The Monday Mailbag

You ask the questions. We answer them. Everyone goes home happy.

What's the player reaction been to the John Jancek/Bob Shoop change? — cartersvillevol

The players seem to love the move and realize they're getting the chance to play with one of the most respected defensive minds in the NCAA in a pivotal 2016 season. I'm sure there were a lot of players who were saddened to see John Jancek go. After all, he's been with most of them from the beginning when he arrived with Butch Jones in 2013, and Jancek is the kind of guy you instantly like as soon as he starts talking. He's got a polished wit about him and his extremely candid, which is refreshing when it comes to the canned answers you normally get from coaches. But from the reaction of players on Twitter and inside the complex, the move seems to be met with a resounding excitement for the future. 

https://twitter.com/ToddKellyJr6/status/685987294902390784

I don't see Dillon Bates name anywhere in Danny's three deep. He will be a redshirt sophomore this fall. Do you think he is destined to be special teams for the rest of his time here? Is he in the dog house with Jones & company? — clrlyric

If you missed what clrlyric is talking about, my boss Danny Parker did a really nice piece on what Bob Shoops will inherit coming into this season and a projected three-deep depth chart for 2016. Dillon Bates didn't crack Danny's depth chart, but that doesn't mean he won't compete, especially with Shoop coming in without any prior knowledge to the play of any of the linebackers other than what he'll have seen on tape. While the redshirt sophomore was only a special teamer in 2015, he absolutely has a shot at vying for a productive role at linebacker, especially if Jalen Reeves-Maybin decides to forgo his senior season to enter the NFL draft. He has the skill set. Bates gets off blocks well and was known at Ponte Verda (Fla.) High School for his good coverage and propensity to always be around the ball, but that hasn't translated yet to the college level, at least from what we've seen of him so far. Make no mistake, though, Bates can snag a spot in the three-deep and he'll try to do just that this spring. 

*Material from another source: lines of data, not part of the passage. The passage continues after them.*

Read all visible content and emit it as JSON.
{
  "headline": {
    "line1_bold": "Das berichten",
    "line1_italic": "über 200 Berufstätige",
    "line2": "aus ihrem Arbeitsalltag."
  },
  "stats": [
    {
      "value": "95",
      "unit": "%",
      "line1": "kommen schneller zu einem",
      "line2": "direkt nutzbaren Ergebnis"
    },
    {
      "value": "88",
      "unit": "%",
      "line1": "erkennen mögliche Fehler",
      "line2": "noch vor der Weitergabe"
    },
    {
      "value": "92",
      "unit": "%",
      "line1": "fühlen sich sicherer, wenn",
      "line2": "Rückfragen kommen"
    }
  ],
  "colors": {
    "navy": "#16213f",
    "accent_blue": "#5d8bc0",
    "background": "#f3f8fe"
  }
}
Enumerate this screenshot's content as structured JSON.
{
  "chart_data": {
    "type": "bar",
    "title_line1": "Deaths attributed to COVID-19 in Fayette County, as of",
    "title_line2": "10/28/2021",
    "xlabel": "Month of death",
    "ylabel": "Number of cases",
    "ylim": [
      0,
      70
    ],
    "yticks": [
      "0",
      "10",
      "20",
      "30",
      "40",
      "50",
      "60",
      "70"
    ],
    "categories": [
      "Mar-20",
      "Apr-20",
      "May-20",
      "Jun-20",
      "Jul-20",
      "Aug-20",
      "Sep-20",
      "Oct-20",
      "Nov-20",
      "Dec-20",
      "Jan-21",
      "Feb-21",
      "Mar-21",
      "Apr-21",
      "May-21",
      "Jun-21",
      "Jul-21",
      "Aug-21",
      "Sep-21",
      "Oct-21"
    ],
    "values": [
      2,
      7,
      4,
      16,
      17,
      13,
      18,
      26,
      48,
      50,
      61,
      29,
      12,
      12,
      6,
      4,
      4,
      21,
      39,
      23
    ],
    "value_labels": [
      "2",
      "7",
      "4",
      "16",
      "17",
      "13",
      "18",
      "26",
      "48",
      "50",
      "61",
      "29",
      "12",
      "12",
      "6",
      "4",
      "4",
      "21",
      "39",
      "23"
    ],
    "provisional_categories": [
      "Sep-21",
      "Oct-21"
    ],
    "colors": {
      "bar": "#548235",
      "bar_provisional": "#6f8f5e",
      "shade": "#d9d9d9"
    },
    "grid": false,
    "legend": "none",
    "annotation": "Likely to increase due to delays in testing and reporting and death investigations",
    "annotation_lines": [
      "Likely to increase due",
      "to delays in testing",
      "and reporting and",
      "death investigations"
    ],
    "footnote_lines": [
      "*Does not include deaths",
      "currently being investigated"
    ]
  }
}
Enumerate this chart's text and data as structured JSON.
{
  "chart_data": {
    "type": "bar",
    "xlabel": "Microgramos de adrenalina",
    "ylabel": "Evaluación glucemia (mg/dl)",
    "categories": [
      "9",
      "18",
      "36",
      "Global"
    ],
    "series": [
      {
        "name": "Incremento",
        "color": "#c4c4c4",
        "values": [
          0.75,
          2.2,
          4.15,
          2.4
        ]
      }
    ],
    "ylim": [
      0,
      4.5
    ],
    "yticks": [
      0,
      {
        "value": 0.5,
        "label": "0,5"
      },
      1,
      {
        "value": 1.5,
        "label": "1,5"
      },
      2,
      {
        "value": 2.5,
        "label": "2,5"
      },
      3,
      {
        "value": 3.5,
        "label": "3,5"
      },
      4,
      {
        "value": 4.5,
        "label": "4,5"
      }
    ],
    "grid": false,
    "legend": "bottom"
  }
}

Will Bob Shoop sway any high profile recruits currently committed to Penn State to follow him to The Hill? — OldVol74

I'm not so sure any of the recruits Penn State has now will flip to Tennessee now, but I'm also horrible at predicting and gambling and will most likely be wrong about this because that's just how it goes with my life. Shoop's biggest asset lies in what he can do for those players who aren't connected to Penn State due to his reputation as one of the best defensive minds in the business. We've already started to see this in Scout five-star defensive end and former Vols commit Jonathan Kongbo, who tweeted that "Coach Shoop is legit" after the hire was announced.

I am seeing posts that one of the things that sets Bob Shoop apart from other coaches is his teaching of fundamentals. If coaches are not teaching fundamentals, what do they usually do at practice? I have often thought that coaches that are considered geniuses are the ones that stress the basics: good blocking, proper tackling techniques, etc. Thanks. — ORGUTVOLFAN

I am not an expert on anything. Literally, I have no discernable skills whatsoever and if it weren't for InsideTennessee hiring me I would be working as a fry cook at a Biloxi Waffle House and doing amateur ear piercings on the side. But even I know most coaches at least go over the fundamentals of tackling and blocking at some point during the season, usually during spring practice. What separates Bob Shoop from everybody we've talked to is how he's able to teach those fundamentals to stick, and how his players embrace those teachings and are able to recall them during quick split-second decisions during a game. This past season at Penn State Shoop really harped on not missing tackles, and it helped create yet another Top 25 defense for him and his Nittany Lions. Shoop describes his defensive philosophy as based on two premises: "relentless pursuit and never-ending pressure." He also does a good job of keeping the terminology simple and "utilizing guys as interchangeable parts and stemming out of a 4-3 to a 3-4." With the talent he's inheriting at Tennessee, the fundamentals will likely be there, and once he hammers them home once again, the Vols are in for a monumental 2016.